Better lives,through better choices.

System Change & Program Development

What is system change?

  • System change are efforts to change (improve) interagency policies, practices, and programs, as well as how resources are allocated. Generally, system change in the public sector focuses on improving how professionals from key agencies respond to better serving community needs.
  • System change first identifies the mechanisms which make the system operate in a particular way. These can include policies, routines, relationships, resources, power structures and values.
  • Systems change aims to bring about better and lasting change by addressing the root causes of a problem and finding solutions through collaboration, leadership, and learning.

 What efforts are being made to change current policies and practices to be developmentally appropriate and enhance interagency responses? 

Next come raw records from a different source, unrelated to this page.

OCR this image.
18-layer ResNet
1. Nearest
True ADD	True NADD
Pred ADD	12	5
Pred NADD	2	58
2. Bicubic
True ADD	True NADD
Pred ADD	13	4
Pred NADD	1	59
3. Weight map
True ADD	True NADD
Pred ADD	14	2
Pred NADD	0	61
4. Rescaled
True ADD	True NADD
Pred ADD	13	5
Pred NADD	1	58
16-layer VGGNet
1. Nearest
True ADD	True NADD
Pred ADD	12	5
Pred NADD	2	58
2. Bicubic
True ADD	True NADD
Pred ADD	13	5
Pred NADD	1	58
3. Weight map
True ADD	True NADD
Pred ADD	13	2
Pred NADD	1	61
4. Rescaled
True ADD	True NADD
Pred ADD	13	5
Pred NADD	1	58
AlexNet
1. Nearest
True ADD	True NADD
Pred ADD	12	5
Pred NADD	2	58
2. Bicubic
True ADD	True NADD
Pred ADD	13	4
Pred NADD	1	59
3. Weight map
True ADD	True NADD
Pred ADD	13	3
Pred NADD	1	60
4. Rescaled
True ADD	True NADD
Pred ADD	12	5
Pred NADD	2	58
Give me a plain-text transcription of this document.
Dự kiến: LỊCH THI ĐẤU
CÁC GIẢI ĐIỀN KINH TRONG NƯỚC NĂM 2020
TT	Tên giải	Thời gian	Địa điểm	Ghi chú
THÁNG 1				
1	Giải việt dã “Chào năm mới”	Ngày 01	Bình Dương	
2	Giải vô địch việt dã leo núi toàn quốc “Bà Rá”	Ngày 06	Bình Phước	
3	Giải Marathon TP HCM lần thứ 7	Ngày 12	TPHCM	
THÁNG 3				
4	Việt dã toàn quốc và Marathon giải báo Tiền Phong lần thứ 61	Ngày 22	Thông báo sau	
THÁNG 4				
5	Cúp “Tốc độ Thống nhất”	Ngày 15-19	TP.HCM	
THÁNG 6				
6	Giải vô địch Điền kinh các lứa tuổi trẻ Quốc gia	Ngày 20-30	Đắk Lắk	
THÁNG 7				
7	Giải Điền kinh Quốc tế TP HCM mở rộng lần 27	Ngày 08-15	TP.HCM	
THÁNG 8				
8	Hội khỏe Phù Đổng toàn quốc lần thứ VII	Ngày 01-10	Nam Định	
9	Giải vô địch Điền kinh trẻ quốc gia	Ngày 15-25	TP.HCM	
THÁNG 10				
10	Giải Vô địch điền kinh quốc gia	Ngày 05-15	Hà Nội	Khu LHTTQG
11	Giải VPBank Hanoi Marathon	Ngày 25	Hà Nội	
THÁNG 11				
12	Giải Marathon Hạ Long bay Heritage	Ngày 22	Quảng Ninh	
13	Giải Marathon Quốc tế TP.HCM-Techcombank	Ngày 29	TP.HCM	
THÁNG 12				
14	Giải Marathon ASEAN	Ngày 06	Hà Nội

  • Recognizing problems with current practices, some jurisdictions and states are making efforts to identify gaps, develop effective policies, and create strategies to enhance triage decisions and coordination of care.
  • Missouri determined the need to clarify the roles and responsibilities of child protective services within child welfare when responding to reports of problematic sexual behavior by a youth.  Legislation was passed to guide assessment and follow up assessment of cases.
  • Efforts have been made to better distinguish acts that involve youth produced images from felony child pornography, with legislation passed in the United Kingdom and others being considered in the United States. 
  • Statewide Juvenile Justice Taskforces have been formed to examine the current research and implication to state’s policies and practices. [See State and Legislative Taskforce Reports under Public Policy and Practice].
  • Child Welfare programs have developed specific practice guidelines to address problematic sexual behavior of youth. [See Child Welfare Practice Standards under Public Policy and Practice].
  • Registration of youth with illegal sexual behavior has been significantly questioned. There are efforts to modify or eliminate registration and notification of youth.
    • Pennsylvania’s Supreme Court recently declared Pennsylvania’s law on “the lifetime registry of juvenile sexual offenders” unconstitutional.
    • Juvenile Law Center’s position
    • New York University Review of Law and Social Change
    • Interagency taskforces at the local and state level have been formed to examine and remove barriers to coordinated identification, response, and intervention. [See State and Legislative Taskforce Reports under Public Policy and Practice].
    • States and local communities are implementing training efforts to build a network of evidence-based treatments and trained foster homes to enhance treatment and community placement options.
    • The National Children’s Alliance (NCA), the national association and accrediting body for Child Advocacy Centers in the United States, has a designated serving youth with problematic sexual behaviors, their victims, and families as one of their national initiative focuses.  With NCSBY collaboration, NCA has developed a video training series for professionals, with corresponding fact sheets.

  

An effective community response requires agency collaboration to plan, develop, and enact a decision-making process to address safety, management, supervision, and treatment of youth with problematic sexual behaviors. Child Advocacy Centers (CACs) occupy a unique place in the child abuse community response, as we are strongly connected to all stakeholders involved in the protection of children."   

—Where Do We Begin, 2017, Page 2

 

What are some guiding principles for implementing systems change?

  • Understand how the system operates, map it out to capture the relationships, activities, stakeholders, and beliefs or assumptions.
  • Understand the current policies and pattern of implementation in practice.
  • Identify and prioritize key problems and barriers.
  • Find advocates and people with power and influence to gain buy-in from decision makers from key community/state agencies.
  • Collaborate with others and work together towards common goals.
  • Identify leaders who are willing to collaborate with other agencies and take risks.
  • Foster a learning culture through problem solving, reflection, sharing, and adapting.
  • Pilot new policies and practices, within an evaluation structure, to inform continuous improvement.